In: Economics
Read the following online excerpts,
“The 2018 global trade war began with a single United States safeguard tariff on washing machines and solar cell panels in January. It subsequently picked up steam as the year progressed and developed into an all-out trade tariff war. Its cause centers on President Trump's ostensible belief that trade deficits with countries around the world are hurting the U.S. economy, in particular the manufacturing industry. By imposing tariffs, Trump aims to cut the deficits and therefore, he claims, boost the domestic U.S. manufacturing sector. However, leading economists believe that the tariffs will either harm the US economy or have no effect whatsoever. The Trump administration has targeted China, the 27-member European Union, and neighbors Mexico and Canada.” (OANDA, 2018)
“Dramatically escalating the trade war between the United States and China, President Donald Trump on Friday said he would raise tariffs on $550 billion in Chinese goods in response to new barriers imposed by Beijing.” (Fritze, 2019)
1. China's currency (the Yuan) has slipped to its lowest level in a decade on Thursday, August 23, 2019. What is the impact of a weaker Yuan to the price of its exports and the price of its imports?

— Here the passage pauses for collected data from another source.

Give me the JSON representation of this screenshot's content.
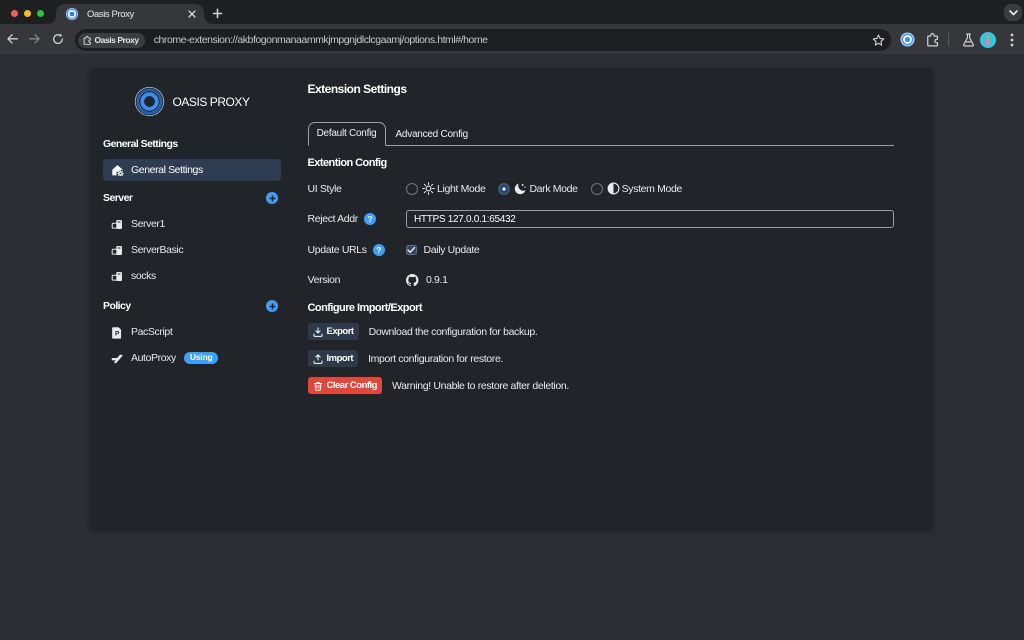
{
  "colors": {
    "accent_blue": "#409eff",
    "danger_red": "#e0483b",
    "card_bg": "#212428",
    "page_bg": "#2b2f34",
    "selected_item_bg": "#2f3d52"
  },
  "browser": {
    "tab": {
      "title": "Oasis Proxy",
      "close_icon": "x",
      "new_tab_icon": "+"
    },
    "address_bar": {
      "chip_label": "Oasis Proxy",
      "url": "chrome-extension://akbfogonmanaammkjmpgnjdlclcgaamj/options.html#/home"
    },
    "toolbar_icons": [
      "back-arrow",
      "forward-arrow",
      "reload",
      "bookmark-star",
      "oasis-extension",
      "extensions-puzzle",
      "labs-flask",
      "profile-avatar",
      "menu-kebab"
    ]
  },
  "sidebar": {
    "logo_text": "OASIS PROXY",
    "sections": [
      {
        "title": "General Settings",
        "items": [
          {
            "label": "General Settings",
            "selected": true
          }
        ]
      },
      {
        "title": "Server",
        "add_button": "+",
        "items": [
          {
            "label": "Server1"
          },
          {
            "label": "ServerBasic"
          },
          {
            "label": "socks"
          }
        ]
      },
      {
        "title": "Policy",
        "add_button": "+",
        "items": [
          {
            "label": "PacScript"
          },
          {
            "label": "AutoProxy",
            "badge": "Using"
          }
        ]
      }
    ]
  },
  "main": {
    "title": "Extension Settings",
    "tabs": [
      {
        "label": "Default Config",
        "active": true
      },
      {
        "label": "Advanced Config",
        "active": false
      }
    ],
    "config_section": {
      "heading": "Extention Config",
      "ui_style": {
        "label": "UI Style",
        "options": [
          {
            "label": "Light Mode",
            "icon": "sun",
            "selected": false
          },
          {
            "label": "Dark Mode",
            "icon": "moon",
            "selected": true
          },
          {
            "label": "System Mode",
            "icon": "half-circle",
            "selected": false
          }
        ]
      },
      "reject_addr": {
        "label": "Reject Addr",
        "help_icon": "?",
        "value": "HTTPS 127.0.0.1:65432"
      },
      "update_urls": {
        "label": "Update URLs",
        "help_icon": "?",
        "checkbox_label": "Daily Update",
        "checked": true
      },
      "version": {
        "label": "Version",
        "value": "0.9.1"
      }
    },
    "import_export_section": {
      "heading": "Configure Import/Export",
      "actions": [
        {
          "button": "Export",
          "icon": "download",
          "description": "Download the configuration for backup."
        },
        {
          "button": "Import",
          "icon": "upload",
          "description": "Import configuration for restore."
        },
        {
          "button": "Clear Config",
          "icon": "trash",
          "description": "Warning! Unable to restore after deletion.",
          "danger": true
        }
      ]
    }
  }
}
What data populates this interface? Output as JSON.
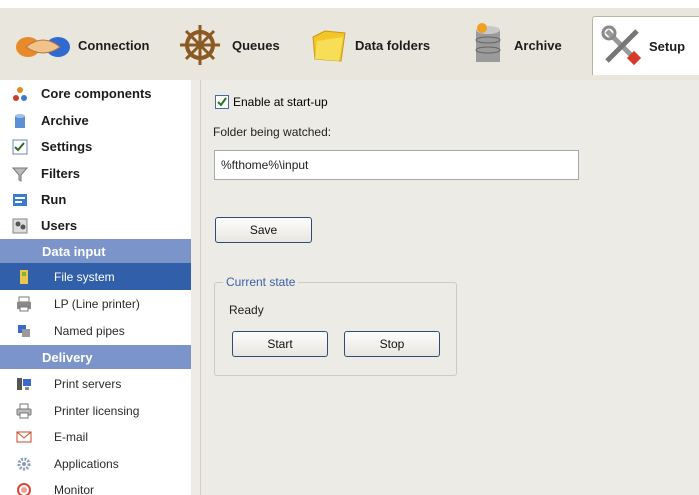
{
  "toolbar": {
    "items": [
      {
        "label": "Connection",
        "icon": "handshake-icon"
      },
      {
        "label": "Queues",
        "icon": "ship-wheel-icon"
      },
      {
        "label": "Data folders",
        "icon": "folder-icon"
      },
      {
        "label": "Archive",
        "icon": "database-icon"
      },
      {
        "label": "Setup",
        "icon": "tools-icon"
      }
    ],
    "active": "Setup"
  },
  "sidebar": {
    "top_items": [
      {
        "label": "Core components",
        "icon": "components-icon"
      },
      {
        "label": "Archive",
        "icon": "database-icon"
      },
      {
        "label": "Settings",
        "icon": "checklist-icon"
      },
      {
        "label": "Filters",
        "icon": "funnel-icon"
      },
      {
        "label": "Run",
        "icon": "run-icon"
      },
      {
        "label": "Users",
        "icon": "users-icon"
      }
    ],
    "data_input_header": "Data input",
    "data_input_items": [
      {
        "label": "File system",
        "icon": "file-system-icon",
        "selected": true
      },
      {
        "label": "LP (Line printer)",
        "icon": "line-printer-icon"
      },
      {
        "label": "Named pipes",
        "icon": "named-pipes-icon"
      }
    ],
    "delivery_header": "Delivery",
    "delivery_items": [
      {
        "label": "Print servers",
        "icon": "print-server-icon"
      },
      {
        "label": "Printer licensing",
        "icon": "printer-icon"
      },
      {
        "label": "E-mail",
        "icon": "envelope-icon"
      },
      {
        "label": "Applications",
        "icon": "gear-icon"
      },
      {
        "label": "Monitor",
        "icon": "monitor-icon"
      }
    ]
  },
  "main": {
    "enable_label": "Enable at start-up",
    "enable_checked": true,
    "folder_label": "Folder being watched:",
    "folder_value": "%fthome%\\input",
    "save_label": "Save",
    "current_state_title": "Current state",
    "state_text": "Ready",
    "start_label": "Start",
    "stop_label": "Stop"
  },
  "colors": {
    "selected": "#315fa9",
    "section_header": "#7b94c9",
    "panel_bg": "#ecebe6",
    "group_title": "#3d5fa6"
  }
}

2. Research on the topic of currency movements. Would managers engage in international business prefer stable or unstable currency movements? Why or why not?
1. If the value of the yuan falls, Chinese exports will be
cheaper relative to other countries (e.g. the US). A falling yuan
will boost demand for Chinese goods , leading to China's higher
growth.
A decrease in the Yuan, however, will make goods from other
countries comparatively more costly and will lead to lower demand
for goods from other countries.Devaluing the yuan would lead to
more competitive or cheaper Chinese exports. This will, in essence,
minimise the impact on Chinese imports of the additional tariffs
levied by the US as part of the ongoing trade war.
2.There are a myriad of reasons why currency can become unstable. There is a lot that goes into deciding exchange rates, from politics and government policies to natural disasters and trade boycotts / embargoes. A business has no real power or control over them.This is the most apparent example that shows how a business can be seriously impacted by changes in exchange rates. Exporting goods abroad means that there would be two separate currencies for the cost of making goods and the price of selling them. What this means is that, for some serious gains or similarly, some catastrophic losses, the company is in.
A stable currency also controls inflation and deflation in an economy. Stable currency minimises uncertanity in international business.